Renée 19/04/2012 15:23

hou la la quelle participation! Bises Bravo

mansfield 19/04/2012 16:14



Merci Renée, à bientôt sous ton soleil...



Mireille 19/04/2012 12:01

Bonjour Mansfield, quel beau texte j'adore ton article :)

mansfield 19/04/2012 16:17



Merci Mireille, j' ai ouvert mes yeux et mes oreilles, dans un café, et c'est parti... A bientôt.



danièle CHANEAC 19/04/2012 11:28

C'est impressionnant. Tout y est, même l'histoire ! Bravo.

mansfield 19/04/2012 16:14



Merci à vous, A très bientôt.



Littorine/Marie France 19/04/2012 10:18

Beau défi ! merci.

mansfield 19/04/2012 16:11



Merci de ton passage, à bientôt Marie France



Malika 18/04/2012 21:41

Joli. Bonne soirée.

mansfield 19/04/2012 16:10



merci Malika à bientôt chez toi.



cacao 18/04/2012 20:18

Bonsoir Mansfield. Très beau texte sur la rupture, belle analyse aussi. Tes personnages semblent vraiment vivants. Et bravo d'avoir réussi à caser les titres, avec beaucoup de doigté. La classe,
quoi ! Amitiés.

mansfield 19/04/2012 16:09



Merci, je fonds devant tant de compliments comme un beau morceau de .... chocolat! bises.



Josette 18/04/2012 19:25

comment ça une bombe anti puce pour ma p'tite puce Candice ?
;-))
bises

mansfield 19/04/2012 16:02



Je ne recommencerai plus, promis... Bise à  toi.



Kawan Nawak peintre 18/04/2012 17:53

Bel exercice de style. L'atmosphère est très bien rendue.

mansfield 19/04/2012 16:13



Merci à toi, je me suis installée dans un café et j'ai regardé les gens, dehors, et mes voisins, et je suis partie... dans mon histoire.



mim-nanou75.over-blog.com 18/04/2012 14:08

Bravo Mansfield, cet exercice est de main de maitre.

mansfield 18/04/2012 17:47



Merci à toi, j'avais adoré participer à ce type d'exercice, dommage que cette communauté n'existe plus sous cette forme! A bientôt.



lizagrèce 18/04/2012 10:18

Bravo ! tu as réussi à caser tous les titres !

mansfield 18/04/2012 17:38



merci Liza, comme je l'ai dit ce type d'exercice m'amusait beaucoup, dommage que ça ne se fasse plus.

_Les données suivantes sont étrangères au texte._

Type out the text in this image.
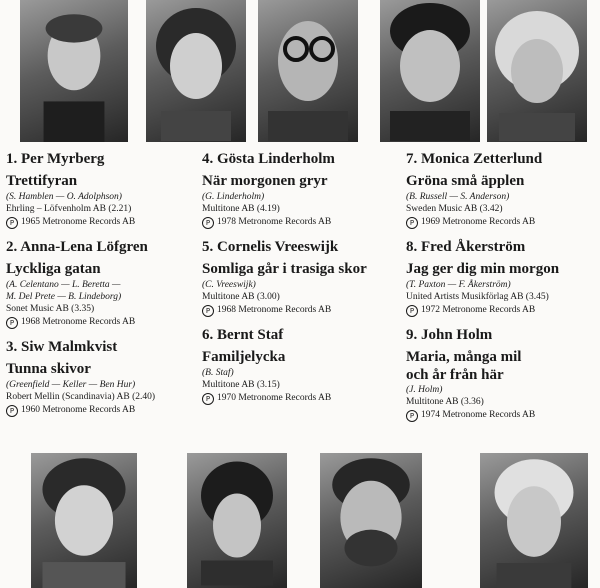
1. Per Myrberg

Trettifyran

(S. Hamblen — O. Adolphson)
Ehrling – Löfvenholm AB (2.21)
P 1965 Metronome Records AB

2. Anna-Lena Löfgren

Lyckliga gatan

(A. Celentano — L. Beretta —
M. Del Prete — B. Lindeborg)
Sonet Music AB (3.35)
P 1968 Metronome Records AB

3. Siw Malmkvist

Tunna skivor

(Greenfield — Keller — Ben Hur)
Robert Mellin (Scandinavia) AB (2.40)
P 1960 Metronome Records AB

4. Gösta Linderholm

När morgonen gryr

(G. Linderholm)
Multitone AB (4.19)
P 1978 Metronome Records AB

5. Cornelis Vreeswijk

Somliga går i trasiga skor

(C. Vreeswijk)
Multitone AB (3.00)
P 1968 Metronome Records AB

6. Bernt Staf

Familjelycka

(B. Staf)
Multitone AB (3.15)
P 1970 Metronome Records AB

7. Monica Zetterlund

Gröna små äpplen

(B. Russell — S. Anderson)
Sweden Music AB (3.42)
P 1969 Metronome Records AB

8. Fred Åkerström

Jag ger dig min morgon

(T. Paxton — F. Åkerström)
United Artists Musikförlag AB (3.45)
P 1972 Metronome Records AB

9. John Holm

Maria, många mil
och år från här

(J. Holm)
Multitone AB (3.36)
P 1974 Metronome Records AB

jill-bill.over-blog.com 18/04/2012 10:06

Bonjour mansfield... Je suis entrée chez toi... par la news et ma foi jamais déçue, même si d'hier, tu as bien fait de le remettre pour Sherry et pour nous ! Tu t'en sors par la grande porte dans
cet imposé, merci ! jill

mansfield 18/04/2012 17:40



merci Jill, c'est toujours un plaisir d'avoir ton petit clin d'oeil



la chieuse76 11/11/2008 13:11

Rectification: je ne suis pas "enchanté" mais "enchantée"!:-)
Pauvre de moi, si mes élèves me lisaient!:-)

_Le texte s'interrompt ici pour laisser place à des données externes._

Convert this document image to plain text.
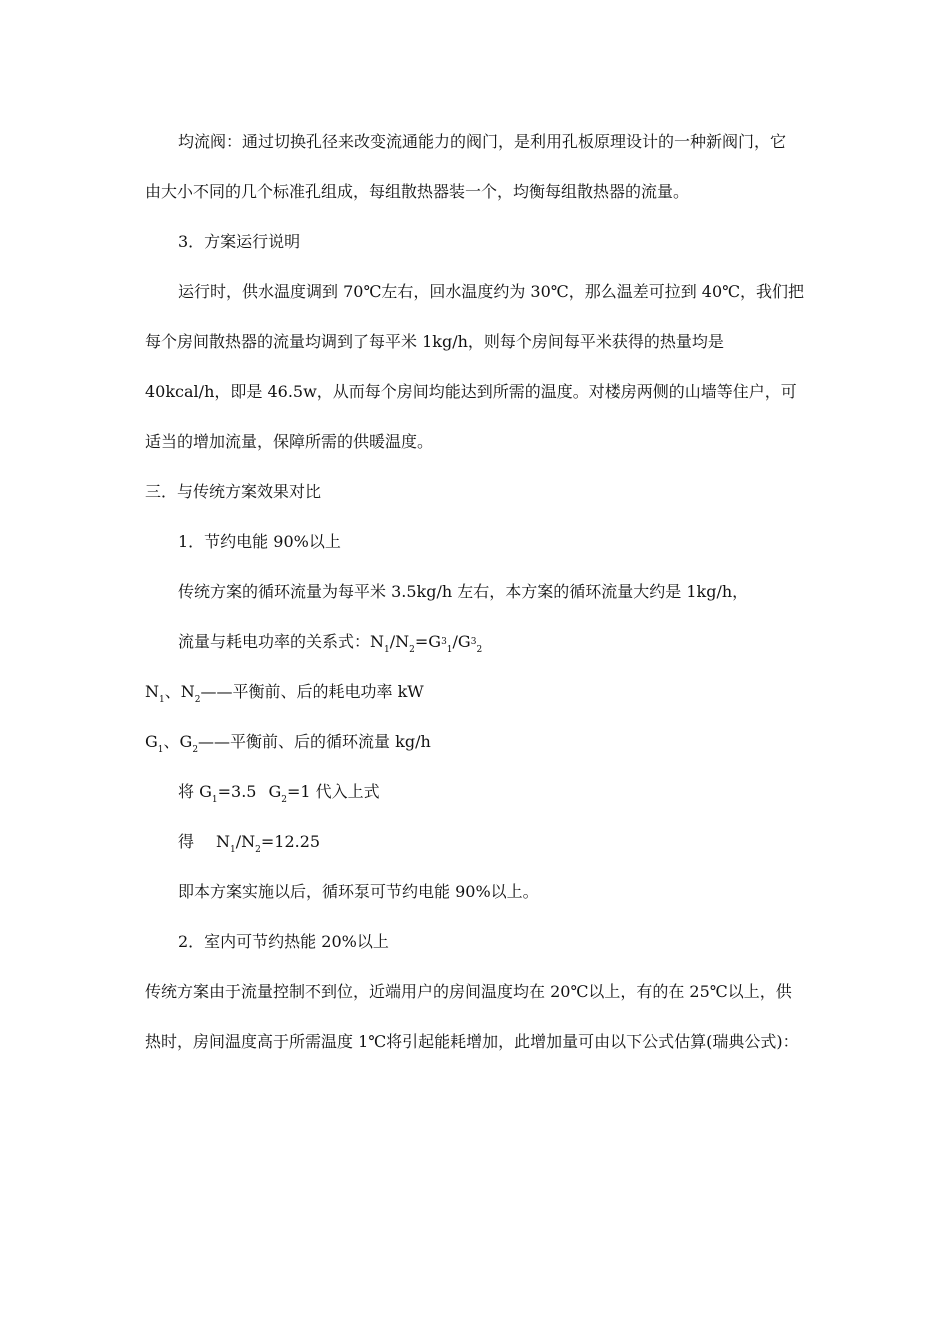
均流阀：通过切换孔径来改变流通能力的阀门，是利用孔板原理设计的一种新阀门，它
由大小不同的几个标准孔组成，每组散热器装一个，均衡每组散热器的流量。
3．方案运行说明
运行时，供水温度调到 70℃左右，回水温度约为 30℃，那么温差可拉到 40℃，我们把
每个房间散热器的流量均调到了每平米 1kg/h，则每个房间每平米获得的热量均是
40kcal/h，即是 46.5w，从而每个房间均能达到所需的温度。对楼房两侧的山墙等住户，可
适当的增加流量，保障所需的供暖温度。
三．与传统方案效果对比
1．节约电能 90%以上
传统方案的循环流量为每平米 3.5kg/h 左右，本方案的循环流量大约是 1kg/h，
流量与耗电功率的关系式：$N_1/N_2=G^3_1/G^3_2$
$N_1$、$N_2——$平衡前、后的耗电功率 kW
$G_1$、$G_2——$平衡前、后的循环流量 kg/h
将 $G_1=3.5$ $G_2=1$ 代入上式
得 $N_1/N_2=12.25$
即本方案实施以后，循环泵可节约电能 90%以上。
2．室内可节约热能 20%以上
传统方案由于流量控制不到位，近端用户的房间温度均在 20℃以上，有的在 25℃以上，供
热时，房间温度高于所需温度 1℃将引起能耗增加，此增加量可由以下公式估算(瑞典公式)：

la chieuse76 11/11/2008 13:10

Je découvre ton blog avec ce texte, écrit sur la base d'un exercice que j'avais proposé et je suis plus qu'enchanté, vraiment sous le charme!
Il est...magistralement écrit, d'un bout à l'autre. Une atmosphère peu ordinaire et superbement décrite, suggérée...s'en dégage...un pur délice, merci!:-)

Flora

mansfield 11/11/2008 18:38


Bonjour,
Je suis ravie que mon texte t'ait plu, mais j'avoue que le sujet m'a très vite inspirée. Il n'y pas de bons textes sans sujet évocateur.
Merci encore.


chris spé 10/11/2008 15:57

un chouette exercice de style, rondement mené! ;-)... prends soin de toi. chris.